Claver's main argument? Look at Ripple's track record. Thirteen and a half years of grinding away, and people still act surprised that adoption isn't instant. He's talking about over 1,700 non-disclosure agreements that Ripple has signed, which he sees as evidence of something bigger quietly happening behind the scenes. The infrastructure is supposedly being built while everyone's fixated on price action.
Now, obviously his $100 XRP target didn't materialize on his original timeline, and yeah, that's a tough look. Analyst Zach Rector called him out on the math—a 5,000% move in a short window is wild to expect. But Claver's response is basically that this is a "Domino Theory" situation. Regulatory clarity, market conditions, institutional adoption—these things compound over time, not overnight.

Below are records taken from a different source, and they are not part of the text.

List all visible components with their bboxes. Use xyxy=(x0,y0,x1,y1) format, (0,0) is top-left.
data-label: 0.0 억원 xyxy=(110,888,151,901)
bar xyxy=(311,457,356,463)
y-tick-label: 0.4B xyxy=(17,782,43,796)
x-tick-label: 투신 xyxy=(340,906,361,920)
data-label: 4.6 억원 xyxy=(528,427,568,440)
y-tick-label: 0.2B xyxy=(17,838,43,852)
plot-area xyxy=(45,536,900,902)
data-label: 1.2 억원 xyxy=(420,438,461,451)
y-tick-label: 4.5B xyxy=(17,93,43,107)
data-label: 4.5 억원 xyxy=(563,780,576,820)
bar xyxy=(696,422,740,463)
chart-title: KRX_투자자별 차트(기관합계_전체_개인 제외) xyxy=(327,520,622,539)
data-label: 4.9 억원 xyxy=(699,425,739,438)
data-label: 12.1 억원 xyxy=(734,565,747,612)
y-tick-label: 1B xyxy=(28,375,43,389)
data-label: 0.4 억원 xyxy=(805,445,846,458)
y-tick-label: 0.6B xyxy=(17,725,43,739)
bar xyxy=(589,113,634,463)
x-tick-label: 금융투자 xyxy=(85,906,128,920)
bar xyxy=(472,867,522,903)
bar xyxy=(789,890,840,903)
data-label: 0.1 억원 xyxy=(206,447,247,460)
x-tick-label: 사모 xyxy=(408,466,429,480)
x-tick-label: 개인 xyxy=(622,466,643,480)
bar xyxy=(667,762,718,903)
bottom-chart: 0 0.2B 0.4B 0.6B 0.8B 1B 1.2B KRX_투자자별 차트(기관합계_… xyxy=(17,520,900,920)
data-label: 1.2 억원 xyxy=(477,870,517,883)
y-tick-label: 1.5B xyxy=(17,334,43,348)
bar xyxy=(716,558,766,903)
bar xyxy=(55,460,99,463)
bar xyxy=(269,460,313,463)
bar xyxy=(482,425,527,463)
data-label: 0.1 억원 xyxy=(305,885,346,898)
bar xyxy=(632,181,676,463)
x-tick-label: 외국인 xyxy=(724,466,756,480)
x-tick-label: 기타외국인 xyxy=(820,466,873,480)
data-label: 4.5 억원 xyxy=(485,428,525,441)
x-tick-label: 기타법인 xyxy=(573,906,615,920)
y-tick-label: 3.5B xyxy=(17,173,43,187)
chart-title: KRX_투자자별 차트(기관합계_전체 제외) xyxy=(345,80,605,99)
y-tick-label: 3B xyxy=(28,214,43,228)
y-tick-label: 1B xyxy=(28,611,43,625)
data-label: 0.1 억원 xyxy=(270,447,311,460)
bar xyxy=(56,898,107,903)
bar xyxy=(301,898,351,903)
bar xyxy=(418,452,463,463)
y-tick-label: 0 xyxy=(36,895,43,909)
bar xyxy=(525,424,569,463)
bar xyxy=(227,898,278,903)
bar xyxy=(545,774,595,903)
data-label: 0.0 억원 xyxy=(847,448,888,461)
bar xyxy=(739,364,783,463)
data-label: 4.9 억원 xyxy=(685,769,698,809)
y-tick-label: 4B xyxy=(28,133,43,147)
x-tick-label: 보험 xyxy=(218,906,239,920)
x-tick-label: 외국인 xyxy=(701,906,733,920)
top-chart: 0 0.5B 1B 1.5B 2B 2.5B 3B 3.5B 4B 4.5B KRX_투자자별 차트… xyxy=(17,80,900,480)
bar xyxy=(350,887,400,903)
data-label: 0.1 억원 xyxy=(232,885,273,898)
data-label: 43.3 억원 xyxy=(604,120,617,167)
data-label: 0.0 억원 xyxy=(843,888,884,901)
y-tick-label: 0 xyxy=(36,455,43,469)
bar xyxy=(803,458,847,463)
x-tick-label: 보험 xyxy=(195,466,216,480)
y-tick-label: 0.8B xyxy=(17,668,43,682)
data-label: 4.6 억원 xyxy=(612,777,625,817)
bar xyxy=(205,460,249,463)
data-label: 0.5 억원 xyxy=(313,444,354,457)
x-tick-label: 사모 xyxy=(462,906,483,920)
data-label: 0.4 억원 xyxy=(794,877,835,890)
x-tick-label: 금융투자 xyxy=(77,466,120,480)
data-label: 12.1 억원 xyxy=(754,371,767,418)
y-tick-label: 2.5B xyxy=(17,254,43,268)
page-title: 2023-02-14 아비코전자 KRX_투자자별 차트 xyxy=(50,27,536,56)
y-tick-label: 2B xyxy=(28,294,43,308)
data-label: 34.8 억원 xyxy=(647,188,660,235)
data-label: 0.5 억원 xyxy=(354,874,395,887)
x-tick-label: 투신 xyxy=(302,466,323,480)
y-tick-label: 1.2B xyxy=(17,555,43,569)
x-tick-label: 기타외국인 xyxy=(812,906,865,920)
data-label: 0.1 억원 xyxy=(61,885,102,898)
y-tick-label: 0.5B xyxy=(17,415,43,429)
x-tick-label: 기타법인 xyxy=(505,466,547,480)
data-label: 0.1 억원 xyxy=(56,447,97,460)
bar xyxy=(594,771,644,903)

Here's where it gets interesting though. XRP is sitting around $1.45 right now, and the whole narrative has shifted from "when moon" to "what's actually being built." Claver's angle is that early positioning matters because by the time everyone sees the adoption metrics and jumps in, the real gains are already locked in. It's a patience play, fundamentally.
The Jake Claver XRP prediction saga is basically a case study in long-term conviction versus market impatience. Whether his thesis plays out in 2026 or beyond depends entirely on measurable adoption metrics actually showing up. For now, it's infrastructure over hype, or at least that's what the thesis demands.